Dat blijkt uit een onderzoek van de Arbeidsinspectie (AI) dat staatssecretaris Phoa van Sociale Zaken en Werkgelegenheid vrijdag naar de Tweede Kamer heeft gestuurd.
Het onderzoek is gebaseerd op 118 CAO’s. In 32 daarvan (27 procent) is er sprake van onderscheid tussen vaste en tijdelijke werknemers. In twintig CAO’s worden werknemers met een tijdelijk contract deels, afhankelijk van de contractduur, uitgesloten van de CAO.
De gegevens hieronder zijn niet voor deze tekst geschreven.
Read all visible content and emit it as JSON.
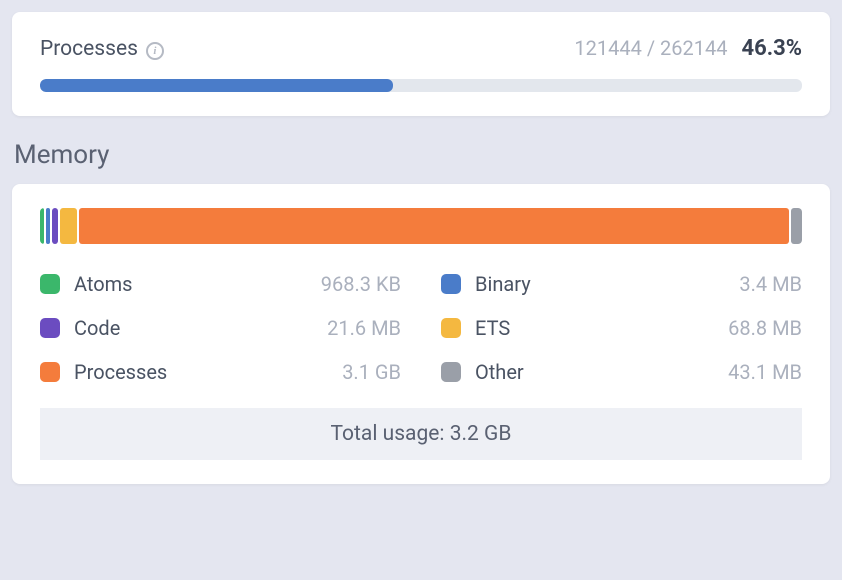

Twaalf CAO’s sluiten tijdelijke werknemers uit van specifieke arbeidsvoorwaarden, zoals premiespaarregelingen, of maken onderscheid bij toepassing van arbeidsvoorwaarden. Het betreft bijvoorbeeld een bepaling waarin werknemers met een tijdelijk contract slechts aanspraak kunnen maken op een lagere aanvulling op de WAO-uitkering dan werknemers in vaste dienst.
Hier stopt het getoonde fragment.